特に、医師は医学的に合理的な判断を行い、患者は医学的な情報を与えられれば合理的に意思決定を行う、ということが前提とされてきたことが、「伝統的な経済学の人間像が、高い計算力をもち、取得したすべての情報を使って合理的に意思決定するという、ホモエコノミカスとして想定されていたこと」と相似であるという指摘は慧眼であり、正に医療現場こそ行動経済学のフィールドに相応しいと思えてなりません(あるいは単に私が利用可能性ヒューリスティックに陥っているだけかもしれません)。

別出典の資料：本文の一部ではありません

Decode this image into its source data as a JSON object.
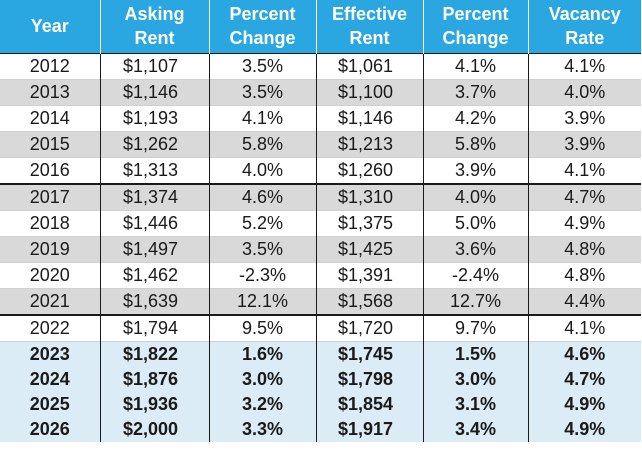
{
  "header": {
    "year": "Year",
    "asking_rent": [
      "Asking",
      "Rent"
    ],
    "pct_change_1": [
      "Percent",
      "Change"
    ],
    "effective_rent": [
      "Effective",
      "Rent"
    ],
    "pct_change_2": [
      "Percent",
      "Change"
    ],
    "vacancy_rate": [
      "Vacancy",
      "Rate"
    ]
  },
  "colors": {
    "header_bg": "#2aa7e1",
    "stripe_gray": "#d9d9d9",
    "forecast_bg": "#dcecf6"
  },
  "rows": [
    {
      "year": "2012",
      "asking_rent": "$1,107",
      "pct_change_1": "3.5%",
      "effective_rent": "$1,061",
      "pct_change_2": "4.1%",
      "vacancy_rate": "4.1%"
    },
    {
      "year": "2013",
      "asking_rent": "$1,146",
      "pct_change_1": "3.5%",
      "effective_rent": "$1,100",
      "pct_change_2": "3.7%",
      "vacancy_rate": "4.0%"
    },
    {
      "year": "2014",
      "asking_rent": "$1,193",
      "pct_change_1": "4.1%",
      "effective_rent": "$1,146",
      "pct_change_2": "4.2%",
      "vacancy_rate": "3.9%"
    },
    {
      "year": "2015",
      "asking_rent": "$1,262",
      "pct_change_1": "5.8%",
      "effective_rent": "$1,213",
      "pct_change_2": "5.8%",
      "vacancy_rate": "3.9%"
    },
    {
      "year": "2016",
      "asking_rent": "$1,313",
      "pct_change_1": "4.0%",
      "effective_rent": "$1,260",
      "pct_change_2": "3.9%",
      "vacancy_rate": "4.1%"
    },
    {
      "year": "2017",
      "asking_rent": "$1,374",
      "pct_change_1": "4.6%",
      "effective_rent": "$1,310",
      "pct_change_2": "4.0%",
      "vacancy_rate": "4.7%"
    },
    {
      "year": "2018",
      "asking_rent": "$1,446",
      "pct_change_1": "5.2%",
      "effective_rent": "$1,375",
      "pct_change_2": "5.0%",
      "vacancy_rate": "4.9%"
    },
    {
      "year": "2019",
      "asking_rent": "$1,497",
      "pct_change_1": "3.5%",
      "effective_rent": "$1,425",
      "pct_change_2": "3.6%",
      "vacancy_rate": "4.8%"
    },
    {
      "year": "2020",
      "asking_rent": "$1,462",
      "pct_change_1": "-2.3%",
      "effective_rent": "$1,391",
      "pct_change_2": "-2.4%",
      "vacancy_rate": "4.8%"
    },
    {
      "year": "2021",
      "asking_rent": "$1,639",
      "pct_change_1": "12.1%",
      "effective_rent": "$1,568",
      "pct_change_2": "12.7%",
      "vacancy_rate": "4.4%"
    },
    {
      "year": "2022",
      "asking_rent": "$1,794",
      "pct_change_1": "9.5%",
      "effective_rent": "$1,720",
      "pct_change_2": "9.7%",
      "vacancy_rate": "4.1%"
    },
    {
      "year": "2023",
      "asking_rent": "$1,822",
      "pct_change_1": "1.6%",
      "effective_rent": "$1,745",
      "pct_change_2": "1.5%",
      "vacancy_rate": "4.6%"
    },
    {
      "year": "2024",
      "asking_rent": "$1,876",
      "pct_change_1": "3.0%",
      "effective_rent": "$1,798",
      "pct_change_2": "3.0%",
      "vacancy_rate": "4.7%"
    },
    {
      "year": "2025",
      "asking_rent": "$1,936",
      "pct_change_1": "3.2%",
      "effective_rent": "$1,854",
      "pct_change_2": "3.1%",
      "vacancy_rate": "4.9%"
    },
    {
      "year": "2026",
      "asking_rent": "$2,000",
      "pct_change_1": "3.3%",
      "effective_rent": "$1,917",
      "pct_change_2": "3.4%",
      "vacancy_rate": "4.9%"
    }
  ]
}
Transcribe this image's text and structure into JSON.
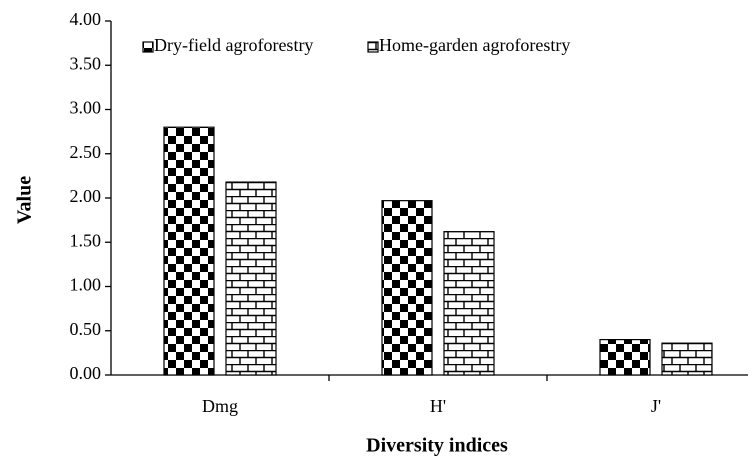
{
  "chart_data": {
    "type": "bar",
    "x_label": "Diversity indices",
    "y_label": "Value",
    "categories": [
      "Dmg",
      "H'",
      "J'"
    ],
    "series": [
      {
        "name": "Dry-field agroforestry",
        "color": "#000000",
        "pattern": "checker",
        "values": [
          2.8,
          1.97,
          0.4
        ]
      },
      {
        "name": "Home-garden agroforestry",
        "color": "#000000",
        "pattern": "brick",
        "values": [
          2.18,
          1.62,
          0.36
        ]
      }
    ],
    "ylim": [
      0,
      4
    ],
    "yticks": [
      {
        "value": 0,
        "label": "0.00"
      },
      {
        "value": 0.5,
        "label": "0.50"
      },
      {
        "value": 1,
        "label": "1.00"
      },
      {
        "value": 1.5,
        "label": "1.50"
      },
      {
        "value": 2,
        "label": "2.00"
      },
      {
        "value": 2.5,
        "label": "2.50"
      },
      {
        "value": 3,
        "label": "3.00"
      },
      {
        "value": 3.5,
        "label": "3.50"
      },
      {
        "value": 4,
        "label": "4.00"
      }
    ],
    "grid": false,
    "legend": "top-left"
  }
}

そういう点では、医療に関係のない読者にとっても、行動経済学を学ぶのにちょうどいい題材で説明されている本であると言えます。

上にも引用しましたが、患者とのコミュニケーションの失敗が重なることで、患者の意思決定の仕組みを理解することをあきらめてしまうことに繋がりうるもので、歪んだコミュニケーションが支配的になってしまうことがあります。時に医療現場では「ICを取ってくる」という表現がなされることがありますが、これはもはや結論ありきの手続きでありICの形骸化であり、「偽装されたパターナリズム」であると言えます。それに比べるとリバタリアン・パターナリズムが全面的に誠実であるとみることができるため、ナッジは新たな患者とのコミュニケーションの視座を考えるのに有用です。新たに外部から術語を導入することは、コミュニティに新たな学問的知見をインストールすることです。ある事象が一般化される、一般化された事象に再現性がある、再現された事象にある名前が適用される、その名前で事象が説明できる。定着化された術語には、そんな力があります。この本を通じて、医療の現場で、行動経済学の術語の力が効果的に発揮されることが望まれます。

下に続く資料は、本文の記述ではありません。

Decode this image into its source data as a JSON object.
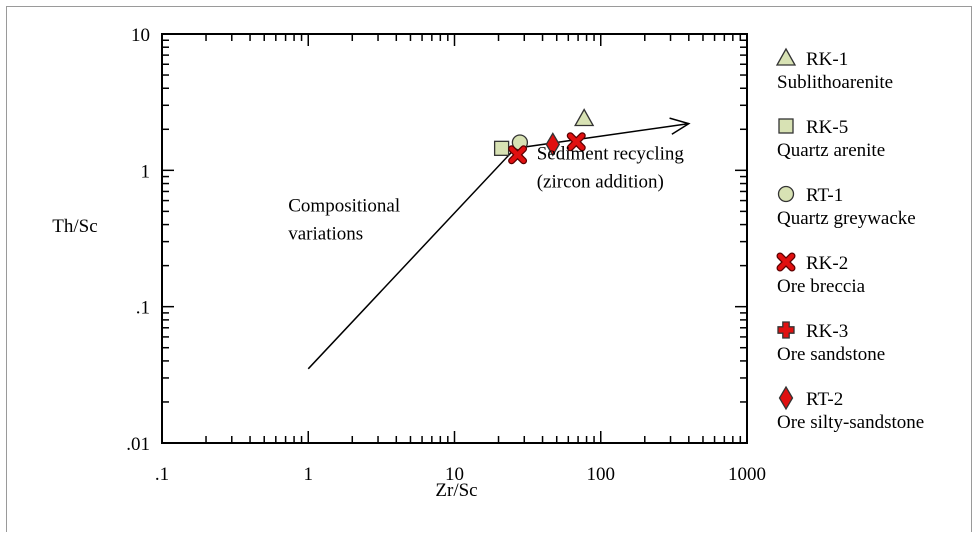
{
  "chart_data": {
    "type": "scatter",
    "title": "",
    "xlabel": "Zr/Sc",
    "ylabel": "Th/Sc",
    "xscale": "log",
    "yscale": "log",
    "xlim": [
      0.1,
      1000
    ],
    "ylim": [
      0.01,
      10
    ],
    "x_tick_labels": [
      ".1",
      "1",
      "10",
      "100",
      "1000"
    ],
    "y_tick_labels": [
      ".01",
      ".1",
      "1",
      "10"
    ],
    "grid": false,
    "legend_position": "right",
    "series": [
      {
        "name": "RK-1",
        "description": "Sublithoarenite",
        "marker": "triangle",
        "color": "#d8e2b4",
        "x": [
          77
        ],
        "y": [
          2.4
        ]
      },
      {
        "name": "RK-5",
        "description": "Quartz arenite",
        "marker": "square",
        "color": "#d8e2b4",
        "x": [
          21
        ],
        "y": [
          1.45
        ]
      },
      {
        "name": "RT-1",
        "description": "Quartz greywacke",
        "marker": "circle",
        "color": "#d8e2b4",
        "x": [
          28
        ],
        "y": [
          1.6
        ]
      },
      {
        "name": "RK-2",
        "description": "Ore breccia",
        "marker": "x",
        "color": "#e01010",
        "x": [
          27,
          68
        ],
        "y": [
          1.3,
          1.62
        ]
      },
      {
        "name": "RK-3",
        "description": "Ore sandstone",
        "marker": "plus",
        "color": "#e01010",
        "x": [],
        "y": []
      },
      {
        "name": "RT-2",
        "description": "Ore silty-sandstone",
        "marker": "diamond",
        "color": "#e01010",
        "x": [
          47
        ],
        "y": [
          1.55
        ]
      }
    ],
    "trend_line": {
      "points": [
        [
          1,
          0.035
        ],
        [
          26,
          1.45
        ],
        [
          400,
          2.2
        ]
      ],
      "arrow": true
    },
    "annotations": [
      {
        "lines": [
          "Compositional",
          "variations"
        ],
        "x": 1,
        "y": 0.5
      },
      {
        "lines": [
          "Sediment recycling",
          "(zircon addition)"
        ],
        "x": 50,
        "y": 1.2
      }
    ]
  }
}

また、医学系の読者にとっては、経済学は金儲けや政治の学問などと思っていたけど、意外に人間味がある論によって目の前にある自分の仕事の解決に一役買ってくれそうな学問でもあることが感じ取れたでしょうし、経済系の読者にとっては、医学が投薬や手術といった技術科学的な要素だけでなく、ACPや緩和ケアといった。所与の最適行動がないテーマが予想以上に多いことが知られたと思います。この本は、書店によって経済系のコーナーに置かれたり医学系のコーナーに置かれたりしているようですが、こうしたクロスセッションによって新しい風が吹くことは学際的な仕事の成果と言えるでしょう。

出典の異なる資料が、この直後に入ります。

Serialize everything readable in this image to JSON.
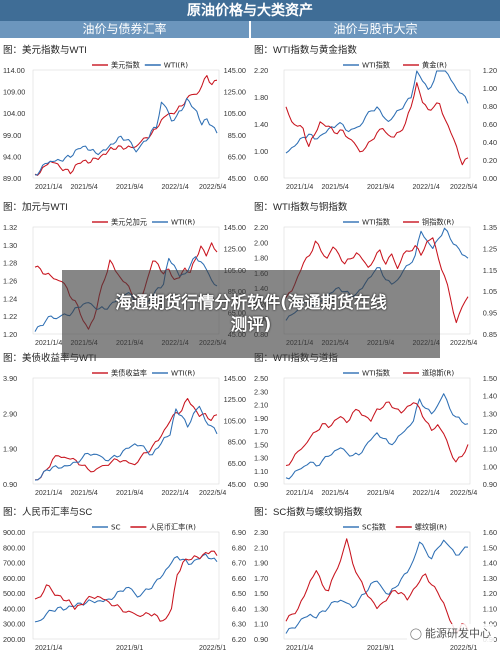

ところで、論旨のコアの部分に影響を与えないのかどうか判断がつきませんが、読んでいて気になったのは、前半の章の事例に登場する患者の多くが60歳代以下だったことです。実際にはエンドオブライフ医療の代表であるがん罹患者数は第8章で指摘されているように65歳以上の割合が圧倒的多数です。若年者における余命延長の価値と高齢者におけるそれの価値が仮に有意に差があるとすれば、少し論をスムーズに読み手に理解してもらうためにフレーミング効果を使ったのではと邪推します。